Ini Kiat Bagi Milenial untuk Punya Rumah
Salah satu proyek rumah sederhana bersubsidi di pinggiran Jabodetabek. Antara Foto/Dedhez Anggara
Jakarta:Mayoritas generasi milenial diperkirakan tidak memiliki kemampuan finansial untuk memiliki apartemen apalagi rumah tapak di Jakarta. Naiknya harga properti setiap tahun jauh melampaui besaran kenaikan UMR dan tingkat inflasi.

Namun di luar pinggiran Jabodetabek, masih banyak pilihan rumah tapak dan apartemen yang semuanya terjangkau bagi milenial first jobber. Bukan rumah kelas menengah atas, tapi sederhana dan sangat layak huni. Jadi masih ada harapan.

Bagaimana cara memilikinya?

"Tergantung niat dan disiplin yang bersangkutan," kata Wakil Ketua Umum Bidang Pembiayaan dan Perbankan Persatuan Perusahaan Realestat Indonesia Umar Husen, Senin (20/11/2017).

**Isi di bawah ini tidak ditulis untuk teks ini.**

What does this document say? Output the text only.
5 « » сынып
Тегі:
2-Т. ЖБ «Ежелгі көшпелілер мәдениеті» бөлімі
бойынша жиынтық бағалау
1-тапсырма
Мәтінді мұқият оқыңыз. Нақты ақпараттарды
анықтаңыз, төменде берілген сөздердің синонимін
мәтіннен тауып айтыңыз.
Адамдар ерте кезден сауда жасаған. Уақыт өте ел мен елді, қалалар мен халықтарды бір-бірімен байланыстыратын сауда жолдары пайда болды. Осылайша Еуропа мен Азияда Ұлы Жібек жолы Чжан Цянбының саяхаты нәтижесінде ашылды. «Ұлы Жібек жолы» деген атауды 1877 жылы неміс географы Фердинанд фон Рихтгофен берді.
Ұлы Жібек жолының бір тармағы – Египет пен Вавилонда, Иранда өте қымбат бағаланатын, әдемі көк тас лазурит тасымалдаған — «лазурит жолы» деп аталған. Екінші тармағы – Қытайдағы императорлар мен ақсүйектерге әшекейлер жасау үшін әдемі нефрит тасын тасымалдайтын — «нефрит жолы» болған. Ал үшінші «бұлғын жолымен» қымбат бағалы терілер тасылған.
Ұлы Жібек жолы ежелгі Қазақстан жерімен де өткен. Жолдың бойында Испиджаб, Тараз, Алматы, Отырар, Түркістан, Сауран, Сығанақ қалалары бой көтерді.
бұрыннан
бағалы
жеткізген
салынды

Sebelum memilih apakah akan membeli rumah sederrhana atau apartemen, milenial harus menyesuaikan dengan kebutuhan dan mobilitas masing-masing. Apartemen lebih cocok untuk bujangan dan pengantin baru dengan mobilitas tinggi.

Jika pasangan pengantin baru ini sudah punya momongan, rumah tapak tipe sederhana adalah pilihan yang terbaik. Sehingga ada cukup lebih lapang bagi anak untuk belajar berjalan dan berlarian di dalam rumah serta bermain di halaman.

Mengenai angsuran, menurut Umar Husen seharusnya tidak terlalu sulit dijangkau. Sebab harga rumah sederhana dan apartemen baru di pinggiran Jabodetabek rata-rata di bawah Rp 200 juta sebab ada subsidi.

Bila rajin menabung sedari awal, maka uang muka yang berkisar 10 hingga 20 persen mudah dijangkau. Angsurannya pun yang setidaknya 30 persen dari total pendapatan, bisa dipenuhi tanpa banyak kesulitan sepanjang si milenial mampu menghentikan 'pengeluaran gaya hidup'.

"Itu kan per bulannya Rp 800 sampai Rp 900 ribu kok. Jadi gajinya mampu untuk pembayaran bunga dan cicilannya. Misalnya Rp1 juta kalau gaji Rp3 juta. Rumah subsidi itu kan maksimal gaji pokoknya Rp 4 juta," tutup dia.